Q - Monsieur le Ministre, notre ami de Villepin, bienvenue au Parlement slovène. Je vais poser une question. Comment voyez-vous les pays nouveaux membres de l'Union européenne et de l'OTAN ? Et comment voyez-vous le rôle politique des nouveaux membres ? On parle souvent de la nouvelle Europe. Comment voyez-vous cette idée ?
R - C'est évidemment une question qui est au centre de l'action que nous menons maintenant ensemble depuis plusieurs années. Je crois que l'élargissement de l'Europe répondait d'abord à une nécessité absolue : il s'agissait d'effacer les déchirures et les barrières de l'Histoire. C'est donc une famille recomposée qui, aujourd'hui, est une nouvelle chance pour l'Europe.
Donc cela, c'est, je crois, notre point de départ. C'est le retour à une situation où des peuples, des pays, des gouvernements qui partagent les mêmes valeurs, qui partagent la même vision du monde, se réunissent ensemble.
Evidemment, tout au long de ces décennies passées, nous avons chacun notre histoire. Nous avons donc chacun notre propre héritage, notre propre regard sur les choses, nos propres contraintes, ce qui peut expliquer ici et là les difficultés que nous pouvons rencontrer dans le chemin qui mène à cette Union européenne.

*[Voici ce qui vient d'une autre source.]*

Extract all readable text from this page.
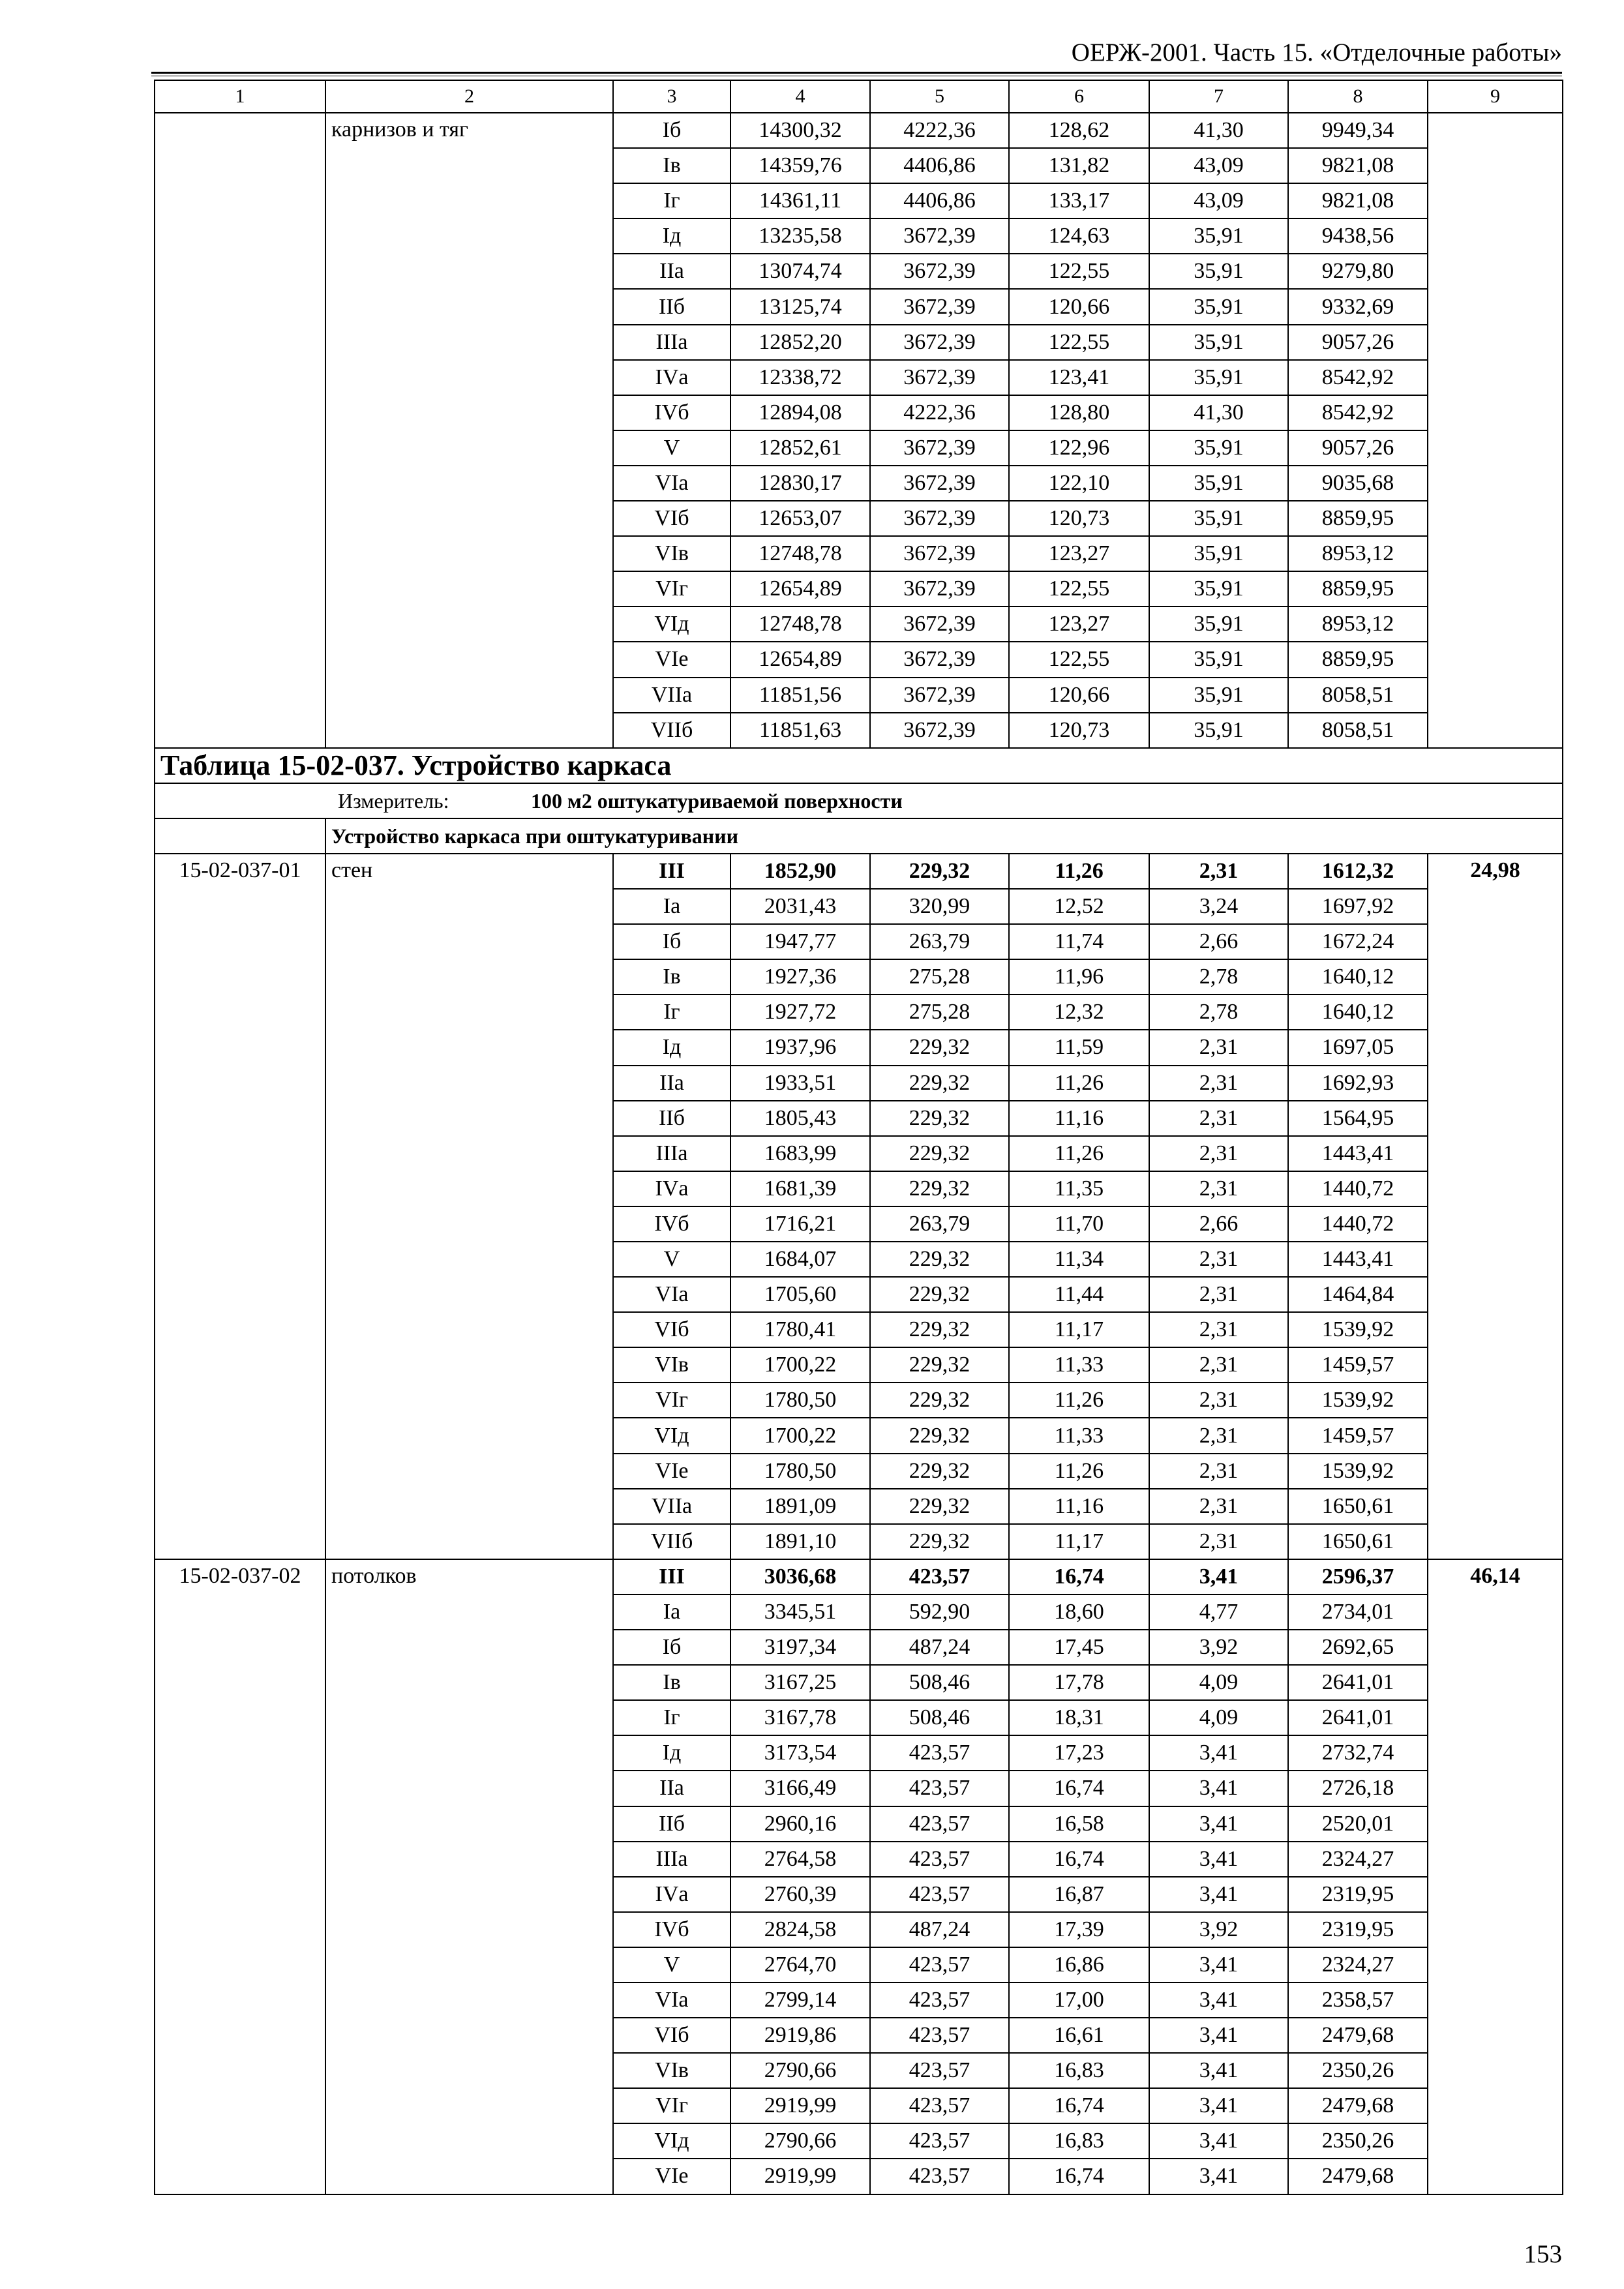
ОЕРЖ-2001. Часть 15. «Отделочные работы»
1	2	3	4	5	6	7	8	9
	карнизов и тяг	Iб	14300,32	4222,36	128,62	41,30	9949,34	
		Iв	14359,76	4406,86	131,82	43,09	9821,08	
		Iг	14361,11	4406,86	133,17	43,09	9821,08	
		Iд	13235,58	3672,39	124,63	35,91	9438,56	
		IIа	13074,74	3672,39	122,55	35,91	9279,80	
		IIб	13125,74	3672,39	120,66	35,91	9332,69	
		IIIа	12852,20	3672,39	122,55	35,91	9057,26	
		IVа	12338,72	3672,39	123,41	35,91	8542,92	
		IVб	12894,08	4222,36	128,80	41,30	8542,92	
		V	12852,61	3672,39	122,96	35,91	9057,26	
		VIа	12830,17	3672,39	122,10	35,91	9035,68	
		VIб	12653,07	3672,39	120,73	35,91	8859,95	
		VIв	12748,78	3672,39	123,27	35,91	8953,12	
		VIг	12654,89	3672,39	122,55	35,91	8859,95	
		VIд	12748,78	3672,39	123,27	35,91	8953,12	
		VIе	12654,89	3672,39	122,55	35,91	8859,95	
		VIIа	11851,56	3672,39	120,66	35,91	8058,51	
		VIIб	11851,63	3672,39	120,73	35,91	8058,51	
Таблица 15-02-037. Устройство каркаса								
Измеритель: 100 м2 оштукатуриваемой поверхности								
	Устройство каркаса при оштукатуривании							
15-02-037-01	стен	III	1852,90	229,32	11,26	2,31	1612,32	24,98
		Iа	2031,43	320,99	12,52	3,24	1697,92	
		Iб	1947,77	263,79	11,74	2,66	1672,24	
		Iв	1927,36	275,28	11,96	2,78	1640,12	
		Iг	1927,72	275,28	12,32	2,78	1640,12	
		Iд	1937,96	229,32	11,59	2,31	1697,05	
		IIа	1933,51	229,32	11,26	2,31	1692,93	
		IIб	1805,43	229,32	11,16	2,31	1564,95	
		IIIа	1683,99	229,32	11,26	2,31	1443,41	
		IVа	1681,39	229,32	11,35	2,31	1440,72	
		IVб	1716,21	263,79	11,70	2,66	1440,72	
		V	1684,07	229,32	11,34	2,31	1443,41	
		VIа	1705,60	229,32	11,44	2,31	1464,84	
		VIб	1780,41	229,32	11,17	2,31	1539,92	
		VIв	1700,22	229,32	11,33	2,31	1459,57	
		VIг	1780,50	229,32	11,26	2,31	1539,92	
		VIд	1700,22	229,32	11,33	2,31	1459,57	
		VIе	1780,50	229,32	11,26	2,31	1539,92	
		VIIа	1891,09	229,32	11,16	2,31	1650,61	
		VIIб	1891,10	229,32	11,17	2,31	1650,61	
15-02-037-02	потолков	III	3036,68	423,57	16,74	3,41	2596,37	46,14
		Iа	3345,51	592,90	18,60	4,77	2734,01	
		Iб	3197,34	487,24	17,45	3,92	2692,65	
		Iв	3167,25	508,46	17,78	4,09	2641,01	
		Iг	3167,78	508,46	18,31	4,09	2641,01	
		Iд	3173,54	423,57	17,23	3,41	2732,74	
		IIа	3166,49	423,57	16,74	3,41	2726,18	
		IIб	2960,16	423,57	16,58	3,41	2520,01	
		IIIа	2764,58	423,57	16,74	3,41	2324,27	
		IVа	2760,39	423,57	16,87	3,41	2319,95	
		IVб	2824,58	487,24	17,39	3,92	2319,95	
		V	2764,70	423,57	16,86	3,41	2324,27	
		VIа	2799,14	423,57	17,00	3,41	2358,57	
		VIб	2919,86	423,57	16,61	3,41	2479,68	
		VIв	2790,66	423,57	16,83	3,41	2350,26	
		VIг	2919,99	423,57	16,74	3,41	2479,68	
		VIд	2790,66	423,57	16,83	3,41	2350,26	
		VIе	2919,99	423,57	16,74	3,41	2479,68	
153
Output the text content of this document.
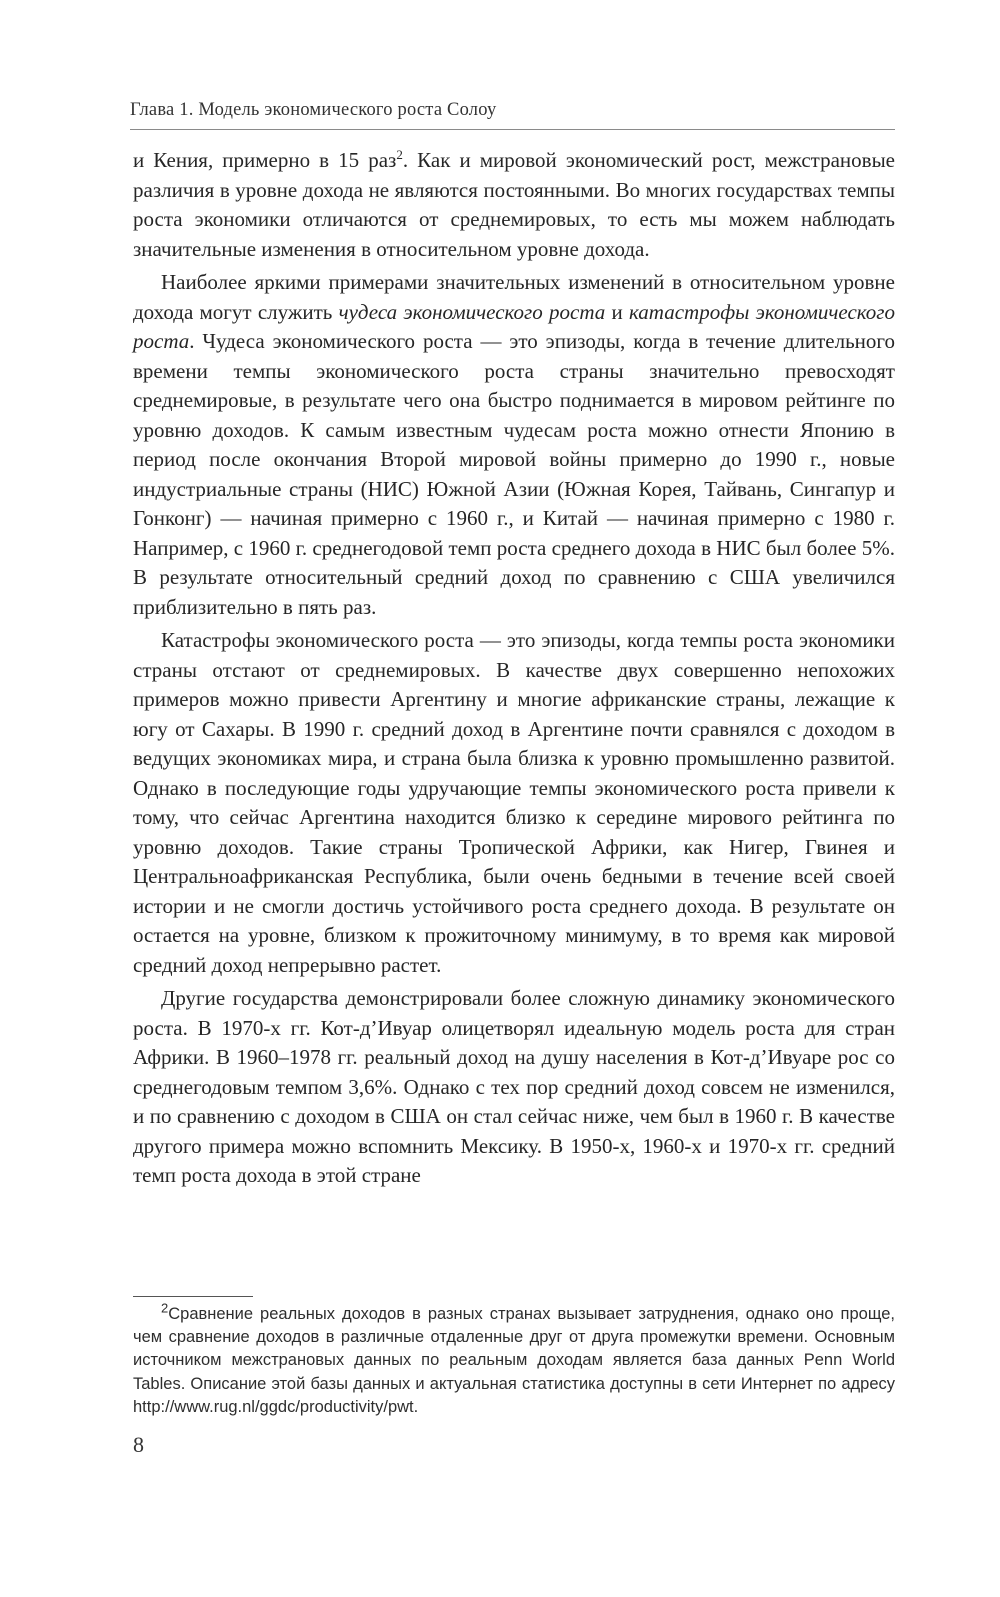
Глава 1. Модель экономического роста Солоу

и Кения, примерно в 15 раз$^2$. Как и мировой экономический рост, межстрановые различия в уровне дохода не являются постоянными. Во многих государствах темпы роста экономики отличаются от среднемировых, то есть мы можем наблюдать значительные изменения в относительном уровне дохода.

Наиболее яркими примерами значительных изменений в относительном уровне дохода могут служить чудеса экономического роста и катастрофы экономического роста. Чудеса экономического роста — это эпизоды, когда в течение длительного времени темпы экономического роста страны значительно превосходят среднемировые, в результате чего она быстро поднимается в мировом рейтинге по уровню доходов. К самым известным чудесам роста можно отнести Японию в период после окончания Второй мировой войны примерно до 1990 г., новые индустриальные страны (НИС) Южной Азии (Южная Корея, Тайвань, Сингапур и Гонконг) — начиная примерно с 1960 г., и Китай — начиная примерно с 1980 г. Например, с 1960 г. среднегодовой темп роста среднего дохода в НИС был более 5%. В результате относительный средний доход по сравнению с США увеличился приблизительно в пять раз.

Катастрофы экономического роста — это эпизоды, когда темпы роста экономики страны отстают от среднемировых. В качестве двух совершенно непохожих примеров можно привести Аргентину и многие африканские страны, лежащие к югу от Сахары. В 1990 г. средний доход в Аргентине почти сравнялся с доходом в ведущих экономиках мира, и страна была близка к уровню промышленно развитой. Однако в последующие годы удручающие темпы экономического роста привели к тому, что сейчас Аргентина находится близко к середине мирового рейтинга по уровню доходов. Такие страны Тропической Африки, как Нигер, Гвинея и Центральноафриканская Республика, были очень бедными в течение всей своей истории и не смогли достичь устойчивого роста среднего дохода. В результате он остается на уровне, близком к прожиточному минимуму, в то время как мировой средний доход непрерывно растет.

Другие государства демонстрировали более сложную динамику экономического роста. В 1970-х гг. Кот-д’Ивуар олицетворял идеальную модель роста для стран Африки. В 1960–1978 гг. реальный доход на душу населения в Кот-д’Ивуаре рос со среднегодовым темпом 3,6%. Однако с тех пор средний доход совсем не изменился, и по сравнению с доходом в США он стал сейчас ниже, чем был в 1960 г. В качестве другого примера можно вспомнить Мексику. В 1950-х, 1960-х и 1970-х гг. средний темп роста дохода в этой стране

$^2$Сравнение реальных доходов в разных странах вызывает затруднения, однако оно проще, чем сравнение доходов в различные отдаленные друг от друга промежутки времени. Основным источником межстрановых данных по реальным доходам является база данных Penn World Tables. Описание этой базы данных и актуальная статистика доступны в сети Интернет по адресу http://www.rug.nl/ggdc/productivity/pwt.
8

Je crois que ces différences, qui peuvent apparaître comme des difficultés, sont en fait là encore des atouts. L'Europe a pour particularité d'être une construction totalement originale. Il n'y a pas d'autre exemple d'ambition d'une telle entreprise dans le monde qui ressemble à celle de l'Europe. Parce que l'Europe, c'est à la fois l'unité de peuples, d'Etats et de citoyens qui veulent construire ensemble une même maison et qui veulent vivre ensemble et c'est en même temps la reconnaissance d'une diversité de cultures, d'histoires, de sensibilités, qui fait la richesse de cette Europe. Je crois qu'il faut garder en tête ces deux atouts : l'unité et la diversité. Cela implique d'abord que nous prenions conscience de ce que signifie cette vie en commun.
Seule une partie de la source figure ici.